# Reseting a Pioneer VSX-37TX



## eagletat (Aug 25, 2013)

Does anyone know how to do a factoy reset on a Pioneer VSX-37TX? I figured out that you have to hold "FL Dimmer" button in while turning unit on, i get the word "reset?" on the display but cant figure out what i have to push to tell it yes. I have been searching the net with no luck. It is different for the VSX-36, tried that and didnt work. Thanks


----------



## eagletat (Aug 25, 2013)

Update, i figured out you have to push "-" side of the bass control "OK?" comes up on the display. Now i just need to know which button to push to tell it yes.


----------



## eagletat (Aug 25, 2013)

Ok yet another update this morning. After way to much coffee and alot of button pushing this morning i figured it out. Here we go .
Step 1: unplug any usb devices and turn off muli-room.
Step 2: put unit in standby mode
Step 3: while holding the dimmer button in push and hold the power\standby button for about 2sec. You get "Reset ?" on the display.
Step 4: push the "-" side of the bass control button. You will get "Ok ?" on the display.
Step 5: push the "+" side of the treble button. You will get "Ok" on the display and the unit will shut down and restart.
And there you go system is reset to factory defaults.
Now i will hook the unit back up and see if it fixed my sound problem. I will posts results when i am finished.


----------



## lcaillo (May 2, 2006)

You can also find many service manuals online. http://elektrotanya.com/ is one good source. The procedure is likely in the manual.


----------



## eagletat (Aug 25, 2013)

Thank you, i have spent the last 2 days researching this with no luck.
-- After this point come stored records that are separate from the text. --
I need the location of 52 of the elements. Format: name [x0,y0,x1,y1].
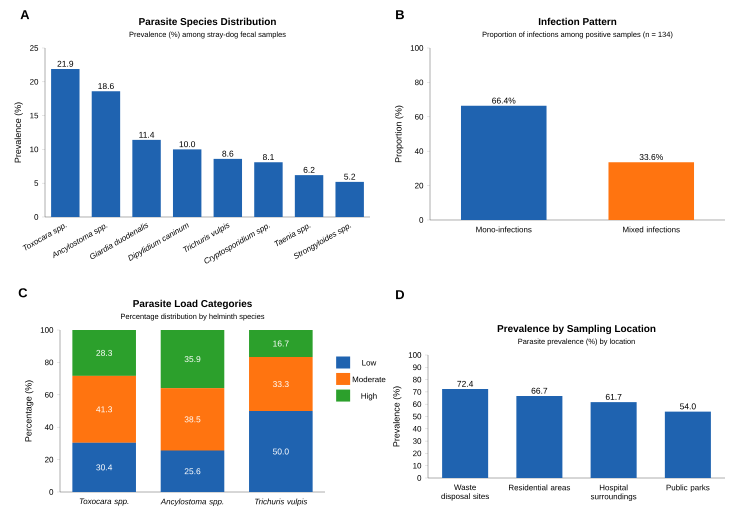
bar [294,175,324,217]
data-label: 35.9 [184,356,200,362]
bar [254,162,283,217]
bar [132,140,161,217]
data-label: 8.6 [222,150,234,157]
data-label: 25.6 [184,468,200,474]
data-label: 66.4% [492,98,516,104]
data-label: 33.3 [272,381,289,388]
y-axis-title: Prevalence (%) [14,102,23,162]
y-axis-title: Proportion (%) [394,106,404,162]
bar [160,330,224,388]
y-axis-title: Percentage (%) [24,380,34,442]
data-label: 33.6% [640,154,663,160]
chart-title: Prevalence by Sampling Location [498,324,656,334]
chart-title: Parasite Species Distribution [139,18,276,28]
data-label: 38.5 [184,416,200,422]
data-label: 30.4 [96,464,112,470]
data-label: 41.3 [96,406,112,412]
bar [172,149,202,217]
chart-title: Parasite Load Categories [133,300,252,310]
text: D [396,290,404,300]
data-label: 6.2 [304,166,315,173]
data-label: 54.0 [680,403,696,410]
bar [92,91,120,217]
bar [72,376,136,443]
data-label: 72.4 [457,380,474,387]
data-label: 5.2 [344,174,356,180]
data-label: 16.7 [273,340,289,347]
bar [249,411,313,492]
text: A [20,10,30,20]
data-label: 61.7 [606,394,622,400]
data-label: 28.3 [96,350,112,356]
y-axis-title: Prevalence (%) [392,386,402,446]
data-label: 11.4 [139,132,154,138]
text: C [18,288,28,298]
bar [335,182,364,217]
bar [51,68,80,217]
data-label: 10.0 [180,141,196,148]
data-label: 18.6 [98,83,114,90]
bar [214,158,242,217]
bar [160,450,224,492]
chart-title: Infection Pattern [538,18,616,26]
data-label: 66.7 [532,388,548,394]
bar [72,330,136,376]
data-label: 50.0 [272,448,289,454]
bar [72,442,136,492]
bar [249,330,313,358]
bar [249,357,313,411]
bar [160,388,224,451]
data-label: 21.9 [57,60,74,67]
text: B [396,10,404,20]
data-label: 8.1 [262,154,274,160]
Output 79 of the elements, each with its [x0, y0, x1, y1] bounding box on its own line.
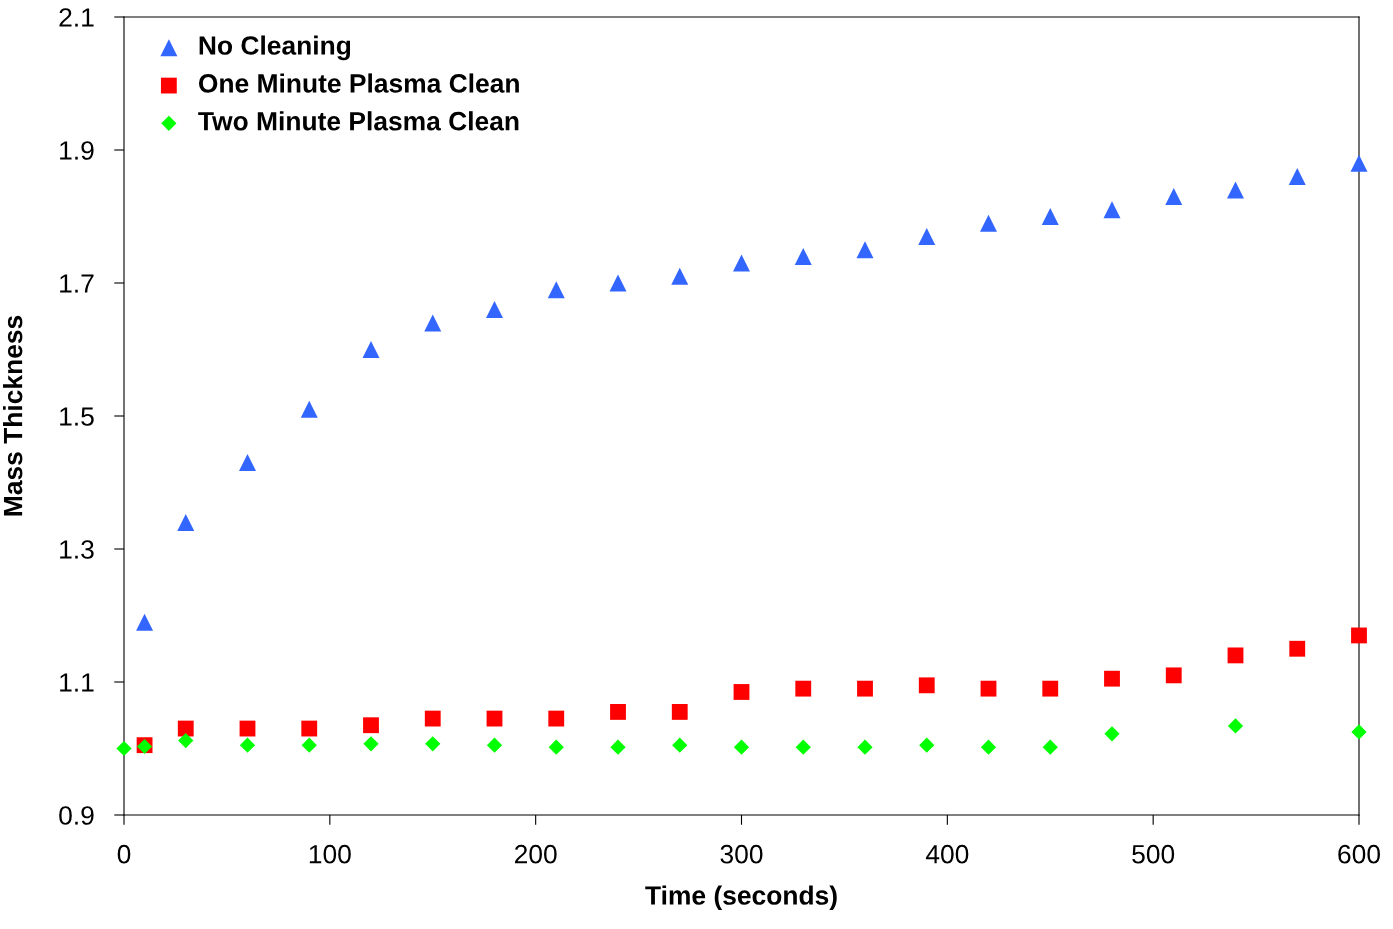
point [363, 736, 379, 752]
y-tick-label: 1.3 [60, 540, 94, 559]
point [672, 737, 688, 753]
x-tick-label: 300 [720, 844, 763, 864]
x-tick-label: 400 [925, 844, 969, 864]
point [486, 737, 503, 753]
point [424, 710, 441, 727]
point [1041, 207, 1059, 226]
point [425, 736, 441, 752]
point [1351, 724, 1367, 740]
point [1042, 680, 1059, 697]
point [671, 267, 689, 285]
x-axis-title: Time (seconds) [645, 885, 837, 911]
point [1104, 726, 1120, 742]
point [1165, 667, 1182, 684]
point [1351, 627, 1367, 644]
point [1289, 640, 1306, 657]
y-tick-label: 0.9 [59, 806, 94, 825]
point [547, 281, 565, 299]
y-tick-label: 1.5 [60, 407, 94, 426]
point [795, 680, 812, 697]
point [178, 732, 194, 749]
point [732, 254, 751, 272]
point [301, 737, 317, 753]
point [363, 717, 379, 734]
point [918, 677, 935, 694]
point [1226, 181, 1245, 199]
point [239, 720, 256, 737]
x-tick-label: 100 [309, 844, 351, 864]
point [177, 513, 195, 531]
point [177, 720, 194, 737]
point [301, 720, 318, 737]
y-axis-title: Mass Thickness [3, 315, 23, 516]
point [116, 740, 132, 757]
point [857, 739, 873, 755]
point [610, 704, 626, 720]
point [979, 214, 998, 232]
point [1350, 154, 1368, 172]
point [486, 710, 503, 727]
x-tick-label: 500 [1132, 844, 1175, 864]
point [919, 737, 935, 753]
y-tick-label: 1.1 [60, 673, 94, 692]
point [733, 739, 750, 755]
point [485, 301, 504, 319]
point [980, 680, 997, 697]
point [1103, 201, 1121, 219]
legend-label: One Minute Plasma Clean [198, 73, 519, 93]
point [1042, 739, 1058, 755]
point [794, 247, 812, 265]
point [610, 739, 626, 755]
y-tick-label: 2.1 [59, 8, 94, 27]
point [609, 274, 627, 292]
y-tick-label: 1.9 [60, 141, 94, 160]
x-tick-label: 0 [117, 844, 131, 864]
point [1165, 188, 1183, 206]
point [1104, 670, 1120, 687]
point [857, 680, 873, 697]
point [671, 704, 688, 720]
x-tick-label: 200 [514, 844, 557, 864]
legend-label: No Cleaning [199, 35, 351, 61]
point [136, 613, 154, 631]
y-tick-label: 1.7 [60, 274, 94, 293]
point [300, 400, 318, 418]
point [548, 739, 564, 755]
point [1288, 168, 1306, 186]
point [1227, 647, 1244, 664]
point [980, 739, 997, 755]
point [239, 737, 256, 753]
point [918, 227, 936, 245]
x-tick-label: 600 [1338, 844, 1380, 864]
point [856, 241, 874, 259]
point [1227, 718, 1244, 734]
point [362, 340, 380, 359]
point [424, 314, 442, 332]
point [548, 710, 565, 727]
point [795, 739, 811, 755]
legend-label: Two Minute Plasma Clean [198, 111, 519, 131]
point [733, 684, 750, 700]
point [238, 454, 257, 472]
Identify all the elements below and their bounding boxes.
I downloaded the owners & service manuals with now luck. They said nothing about reseting the unit. After much reading about reseting other Pioneer VSX units i knew there had to be a reset procedure for this unit. And like i said after way to much coffee and button pushing this morning i figured it out. Thought i would post my results in the hopes that it helps someone else out in the future. I hope it was allright in doing so?


----------



## Mike P. (Apr 6, 2007)

You are posting information that may help others, thank you for that! What sound issues were you having?


----------



## eagletat (Aug 25, 2013)

On my Pioneer VSX-37TX the sound isnt normal, the best way i can describe it is it sounds like echoing or reverb. It was working fine for a few months after i recieved it then it started. I have tried all the settings on the front panel with no luck. Thr reset procedure was just a thought to see if it would help.


----------



## Mike P. (Apr 6, 2007)

Did the reset fix the problem?


----------



## eagletat (Aug 25, 2013)

I will know in about 15 min. just going to hook it back up had a few other things to do first. As soon as i have it hooked up i will post the results. Please check back for the results.


----------



## eagletat (Aug 25, 2013)

No it did not fix the problem. Its kinds like the sound is cutting in and out.


----------



## Mike P. (Apr 6, 2007)

Unfortunately it's time to take it in and have it serviced.


----------



## eagletat (Aug 25, 2013)

I was thinking the same thing. It is to nice of unit to just give up on it. In my research i saw they go for around $1900.00 new and i had it givin to me so i can afford to invest a little cash into it. Now i just have to find someone in my area i can trust to repair it. Thank you for all your help! Is there somewere on the web i can go to find someone trustworthy in my area to repair it?


----------



## Mike P. (Apr 6, 2007)

Find out the names of local electronic repair shops and then check with the BBB ( http://www.bbb.org/ ) to see what their standings are. "Tech Guru" may have some suggestions. I'll PM him.


----------



## eagletat (Aug 25, 2013)

Thanks will do.


----------



## lcaillo (May 2, 2006)

Check to find a Pioneer authorized service center, preferably one who is affiliated with a professional organization like NESDA or the ProSquad. You want someone who is familiar with the product. If you have to ship it, try United Radio in Syracuse, NY. Be sure to double box it if you have to ship.


----------



## eagletat (Aug 25, 2013)

Ok, going to start looking as soon as i get done working tomarrow. Thank you for all the help. On the up side at least i figured out how to do a factory reset.


----------